The Institute of Medicine published in its Mar. 1999 report titled "Marijuana and Medicine: Assessing the Science Base":
"Marijuana has been proposed numerous times as a treatment for migraine headaches, but there are almost no clinical data on the use of marijuana or cannabinoids for migraine.
Our search of the literature since 1975 yielded only one scientific publication on the subject. It presents three cases of cessation of daily marijuana smoking followed by migraine attacks -- not convincing evidence that marijuana relieves migraine headaches.
The same result could have been found if migraine headaches were a consequence of marijuana withdrawal. While there is no evidence that marijuana withdrawal is followed by migraines, when analyzing the strength of reports such as these it is important to consider all logical possibilities.
Various people have claimed that marijuana relieves their migraine headaches, but at this stage there are no conclusive clinical data or published surveys about the effect of cannabinoids on migraine."

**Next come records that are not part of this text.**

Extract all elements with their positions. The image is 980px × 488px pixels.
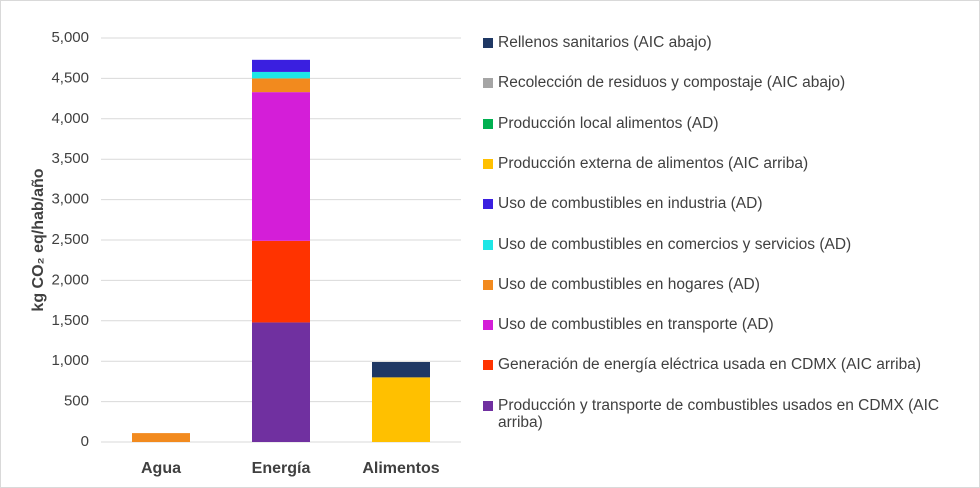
legend-swatch [483, 78, 493, 89]
legend-label: Uso de combustibles en comercios y servi… [498, 235, 852, 253]
x-tick-label: Alimentos [362, 460, 439, 477]
y-tick-label: 1,000 [51, 352, 89, 369]
legend-swatch [483, 199, 493, 210]
bar-segment [252, 92, 310, 241]
legend-label: Generación de energía eléctrica usada en… [498, 356, 922, 374]
bar-segment [132, 433, 190, 442]
legend-swatch [483, 158, 493, 169]
y-tick-label: 3,500 [51, 150, 89, 167]
legend-swatch [483, 38, 493, 48]
bar-segment [252, 322, 310, 442]
legend-label: Producción local alimentos (AD) [498, 114, 719, 132]
legend-swatch [483, 320, 493, 331]
x-tick-label: Agua [141, 460, 181, 477]
bar-segment [252, 240, 310, 323]
bar-segment [252, 59, 310, 72]
legend-label: Uso de combustibles en hogares (AD) [498, 275, 760, 293]
y-tick-label: 500 [64, 393, 89, 410]
legend-label: Uso de combustibles en industria (AD) [498, 195, 763, 213]
legend-swatch [483, 118, 493, 129]
legend-label: Recolección de residuos y compostaje (AI… [498, 74, 846, 92]
y-tick-label: 4,500 [51, 69, 89, 86]
bar-segment [372, 377, 430, 442]
y-axis-title: kg CO₂ eq/hab/año [30, 168, 47, 311]
y-tick-label: 5,000 [51, 29, 89, 46]
x-tick-label: Energía [252, 460, 311, 477]
legend-label: Uso de combustibles en transporte (AD) [498, 316, 774, 334]
legend-label: Producción externa de alimentos (AIC arr… [498, 154, 809, 172]
legend-swatch [483, 279, 493, 290]
y-tick-label: 1,500 [51, 312, 89, 329]
y-tick-label: 0 [81, 433, 89, 450]
y-tick-label: 4,000 [51, 110, 89, 127]
bar-segment [252, 71, 310, 79]
y-tick-label: 3,000 [51, 191, 89, 208]
legend-label: Rellenos sanitarios (AIC abajo) [498, 34, 712, 51]
legend-label: Producción y transporte de combustibles … [498, 396, 940, 431]
legend-swatch [483, 400, 493, 411]
legend-swatch [483, 239, 493, 250]
bar-segment [372, 362, 430, 378]
y-tick-label: 2,500 [51, 231, 89, 248]
legend-swatch [483, 360, 493, 371]
bar-segment [252, 78, 310, 93]
y-tick-label: 2,000 [51, 271, 89, 288]
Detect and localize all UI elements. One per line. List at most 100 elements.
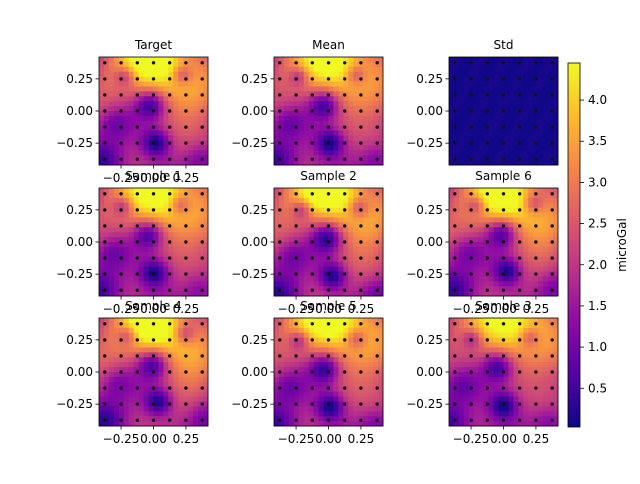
heatmap-cell: [493, 207, 499, 213]
heatmap-cell: [503, 327, 509, 334]
heatmap-cell: [158, 81, 164, 87]
heatmap-cell: [378, 111, 384, 117]
heatmap-cell: [103, 140, 110, 146]
heatmap-cell: [533, 367, 539, 373]
heatmap-cell: [478, 125, 485, 132]
heatmap-cell: [458, 337, 465, 343]
heatmap-cell: [498, 227, 504, 233]
heatmap-cell: [148, 271, 154, 277]
heatmap-cell: [473, 342, 480, 348]
heatmap-cell: [363, 155, 369, 161]
heatmap-cell: [463, 188, 470, 194]
heatmap-cell: [348, 401, 354, 407]
heatmap-cell: [373, 251, 379, 258]
heatmap-cell: [468, 101, 475, 107]
heatmap-cell: [298, 71, 305, 78]
heatmap-cell: [99, 150, 105, 156]
heatmap-cell: [463, 281, 470, 287]
heatmap-cell: [328, 202, 334, 209]
heatmap-cell: [188, 391, 194, 397]
station-point: [534, 288, 538, 292]
heatmap-cell: [118, 347, 125, 353]
heatmap-cell: [488, 367, 494, 373]
heatmap-cell: [508, 57, 514, 63]
station-point: [200, 272, 204, 276]
heatmap-cell: [323, 276, 329, 282]
heatmap-cell: [468, 276, 475, 282]
station-point: [103, 370, 107, 374]
heatmap-cell: [333, 57, 339, 63]
x-tick-label: −0.25: [453, 432, 490, 446]
heatmap-cell: [503, 86, 509, 92]
heatmap-cell: [173, 281, 179, 287]
heatmap-cell: [368, 145, 374, 151]
heatmap-cell: [358, 347, 364, 353]
heatmap-cell: [498, 396, 504, 402]
heatmap-cell: [523, 411, 529, 417]
heatmap-cell: [193, 86, 199, 92]
heatmap-cell: [99, 91, 105, 97]
heatmap-cell: [188, 61, 194, 68]
heatmap-cell: [368, 160, 374, 166]
heatmap-cell: [518, 160, 524, 166]
heatmap-cell: [463, 222, 470, 228]
heatmap-cell: [513, 332, 519, 339]
heatmap-cell: [508, 76, 514, 82]
heatmap-cell: [293, 232, 300, 238]
heatmap-cell: [553, 391, 559, 397]
heatmap-cell: [508, 227, 514, 233]
heatmap-cell: [178, 227, 184, 233]
station-point: [453, 240, 457, 244]
heatmap-cell: [198, 57, 204, 63]
heatmap-cell: [348, 57, 354, 63]
station-point: [375, 256, 379, 260]
heatmap-cell: [318, 76, 324, 82]
heatmap-cell: [498, 207, 504, 213]
heatmap-cell: [473, 101, 480, 107]
station-point: [294, 77, 298, 81]
heatmap-cell: [503, 155, 509, 161]
heatmap-cell: [148, 322, 154, 329]
heatmap-cell: [193, 401, 199, 407]
heatmap-cell: [473, 246, 480, 253]
station-point: [151, 125, 156, 129]
heatmap-cell: [278, 232, 285, 238]
heatmap-cell: [368, 150, 374, 156]
heatmap-cell: [488, 251, 494, 258]
heatmap-cell: [103, 256, 110, 263]
heatmap-cell: [203, 188, 209, 194]
heatmap-cell: [274, 376, 280, 383]
heatmap-cell: [283, 416, 290, 422]
station-point: [310, 418, 314, 422]
heatmap-cell: [298, 66, 305, 73]
heatmap-cell: [453, 125, 460, 132]
heatmap-cell: [458, 246, 465, 253]
heatmap-cell: [473, 96, 480, 102]
heatmap-cell: [458, 115, 465, 122]
heatmap-cell: [538, 81, 544, 87]
heatmap-cell: [323, 91, 329, 97]
heatmap-cell: [318, 125, 324, 132]
heatmap-cell: [373, 411, 379, 417]
heatmap-cell: [278, 246, 285, 253]
heatmap-cell: [458, 266, 465, 272]
heatmap-cell: [503, 106, 509, 112]
heatmap-cell: [348, 222, 354, 228]
heatmap-cell: [283, 120, 290, 127]
heatmap-cell: [523, 188, 529, 194]
heatmap-cell: [488, 386, 494, 393]
heatmap-cell: [168, 160, 174, 166]
heatmap-cell: [99, 207, 105, 213]
heatmap-cell: [378, 61, 384, 68]
heatmap-cell: [99, 256, 105, 263]
heatmap-cell: [303, 86, 310, 92]
heatmap-cell: [553, 130, 559, 136]
station-point: [184, 272, 188, 276]
heatmap-cell: [163, 150, 169, 156]
heatmap-cell: [553, 91, 559, 97]
heatmap-cell: [113, 130, 120, 136]
heatmap-cell: [348, 318, 354, 324]
heatmap-cell: [198, 391, 204, 397]
heatmap-cell: [378, 145, 384, 151]
heatmap-cell: [143, 57, 149, 63]
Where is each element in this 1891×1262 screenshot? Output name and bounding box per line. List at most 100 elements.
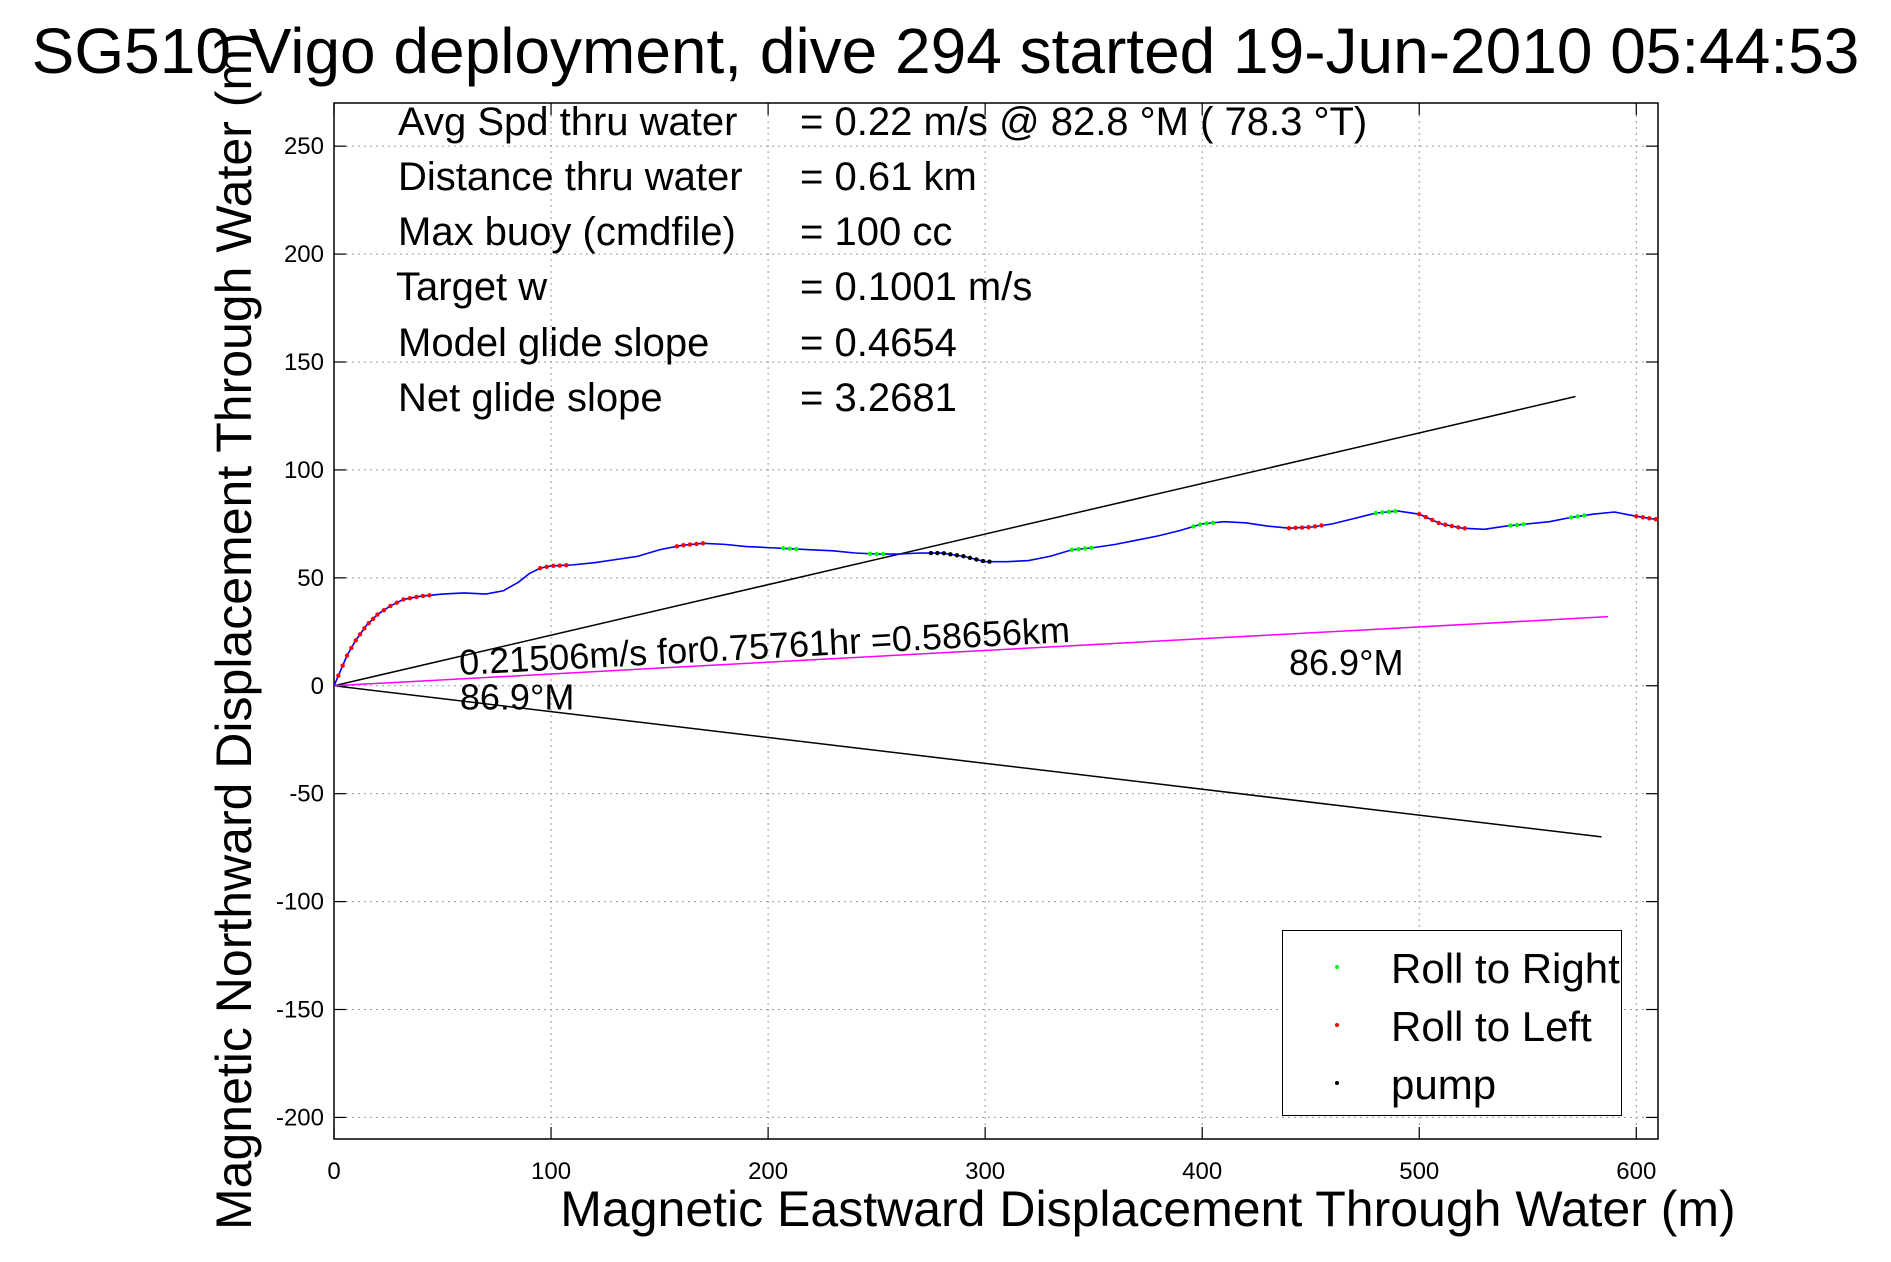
marker-roll-to-left — [1640, 515, 1646, 520]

William Young, MD, Director of the In-Patient Program at the Jefferson Headache Center, and Mary Paolone, RN, wrote in the Summer 2003 Headache, the newsletter of the American Council for Headache Education:
"As a physician treating headache patients for a number of years, I have seen no one who has reported a sustained headache benefit from using marijuana.
There have also been reports of marijuana being associated with increased headache. One study suggested that migraine sufferers usually develop tension-type headache after chronic use.
The potential intoxicating effect, possible long-term harm with frequent use, and the social stigma associated with this herb are likely to restrict its medicinal use for headache conditions."